By Brian Wheeler
BBC News, at the Conservative Party conference
Well, they are in a lot better shape than they were at the start of the week.
Mr Cameron's task on Wednesday is to convince party they can win
Talk of a snap general election tends to concentrate politicians' mind - and that is exactly what has happened to the Conservatives in Blackpool.
They have been forced to jab the fast forward button on what has been - by their own admission - a rather leisurely policy review process.
David Cameron had been expecting at least four years to come up with a convincing and distinctive set of policies to present to voters on polling day. Now it seems he may have less than four weeks.
Even if, as seems increasingly unlikely - the current bout of election fever is a cunning double bluff by Gordon Brown to put the wind up the opposition and flush out a few more policy ideas he can later steal - the prime minister may have done the Conservatives a favour.
Party activists - and more importantly voters - will come away from this week with a much clearer idea of what Cameron's Britain might actually feel like.
Policy chief Oliver Letwin even claims to have ironed out the apparent contradictions in the party's policy review group recommendations (do they want more airports or fewer? Tough new regulations on the environment or a cut in red tape?).
The announcements on raising the inheritance tax threshold has gained the party some favourable headlines - it is seen as being the sort of stuff that will go down extremely well with voters in Middle England (and with the current dash towards the so-called centre ground you would be forgiven for thinking these are the only voters that mattered).
Liam Fox's attack on Mr Brown's "cynical" visit to Iraq also went over well in the hall - just the sort of all-out attack on Labour the Tories are going to need in the run up to polling day.
There is no room for consensual politics and working with the opposition when there's an election on.
Not everyone is quite with the programme yet. Shadow chief secretary to the Treasury, Philip Hammond, was rather too candid about the problems facing the party at a fringe meeting on Monday evening.
The public still did not trust the Tories to run the economy or the public services, he said.
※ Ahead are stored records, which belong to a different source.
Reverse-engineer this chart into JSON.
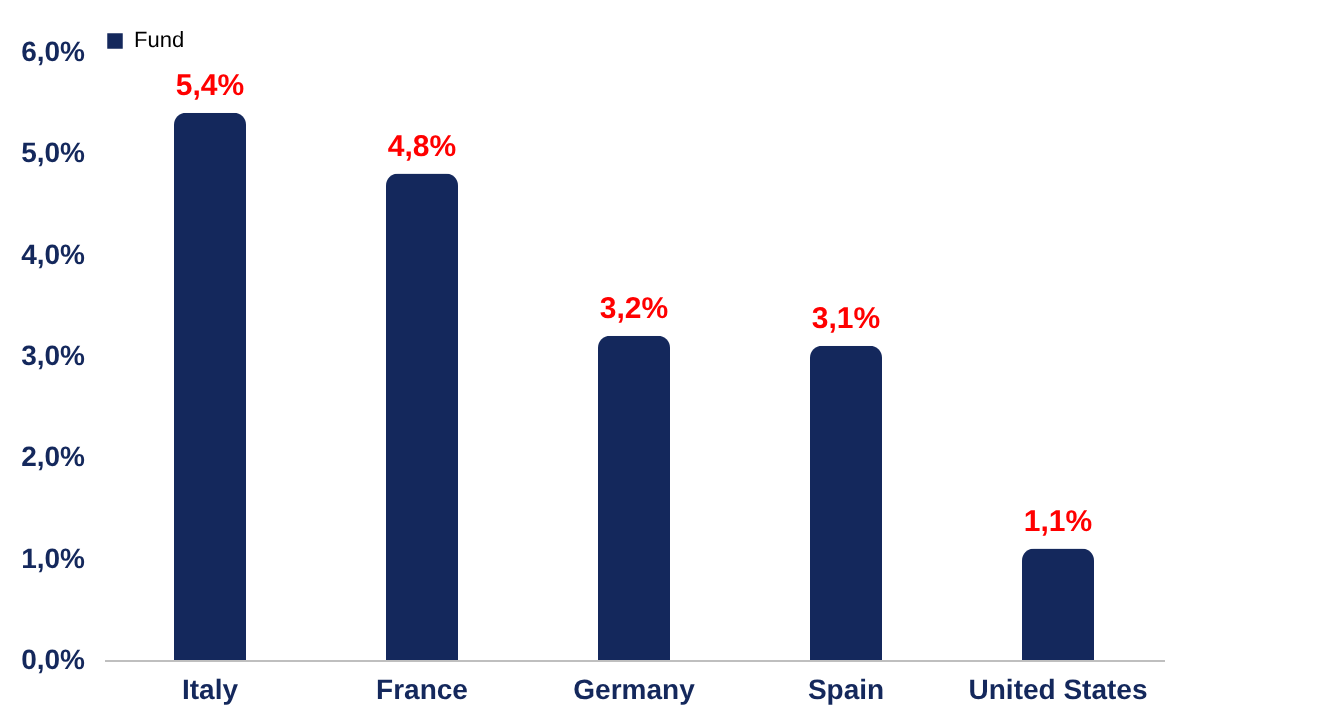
{
  "chart_data": {
    "type": "bar",
    "categories": [
      "Italy",
      "France",
      "Germany",
      "Spain",
      "United States"
    ],
    "series": [
      {
        "name": "Fund",
        "color": "#14285c",
        "values": [
          5.4,
          4.8,
          3.2,
          3.1,
          1.1
        ],
        "value_labels": [
          "5,4%",
          "4,8%",
          "3,2%",
          "3,1%",
          "1,1%"
        ]
      }
    ],
    "ylim": [
      0,
      6
    ],
    "yticks": [
      {
        "value": 0,
        "label": "0,0%"
      },
      {
        "value": 1,
        "label": "1,0%"
      },
      {
        "value": 2,
        "label": "2,0%"
      },
      {
        "value": 3,
        "label": "3,0%"
      },
      {
        "value": 4,
        "label": "4,0%"
      },
      {
        "value": 5,
        "label": "5,0%"
      },
      {
        "value": 6,
        "label": "6,0%"
      }
    ],
    "legend": "top",
    "grid": false
  }
}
He was comparing the party to Labour in 1997 - and warning against making rash "unfunded" spending pledges.
But asked if he thought four weeks was enough time to turn things around, he said: "Well I think we have started."
At another fringe meeting on Monday, activists were shown research suggesting voters are ready for a change - but they do not think the Conservatives have changed enough to deliver it.
David Willetts pointed out that Gordon Brown's honeymoon period can not last forever, but he also acknowledged time is a luxury the party cannot afford.
There was a sense at the start of the week that the Conservatives were a little shellshocked.
That followed last week's smash and grab raid on their policies by Gordon Brown - on everything from immigration ("British jobs for British workers") to have-a-go-heroes.
It was so thorough and efficient they might as well have sent every Tory a postcard with "congratulations, you have just been mugged by The Labour Party" on it.
But the party appears to have recovered its composure and seems up for a fight.
Tory members you speak to would still prefer to believe that Mr Brown will lose his nerve and delay an election until May.
While they are only too keen to get stuck into an election battle, many would rather not contemplate it coming next month with opinion polls suggesting they would lose.
David Cameron's job on Wednesday will be to convince them that they can beat Labour - whether Gordon Brown goes for an election now or decides to wait.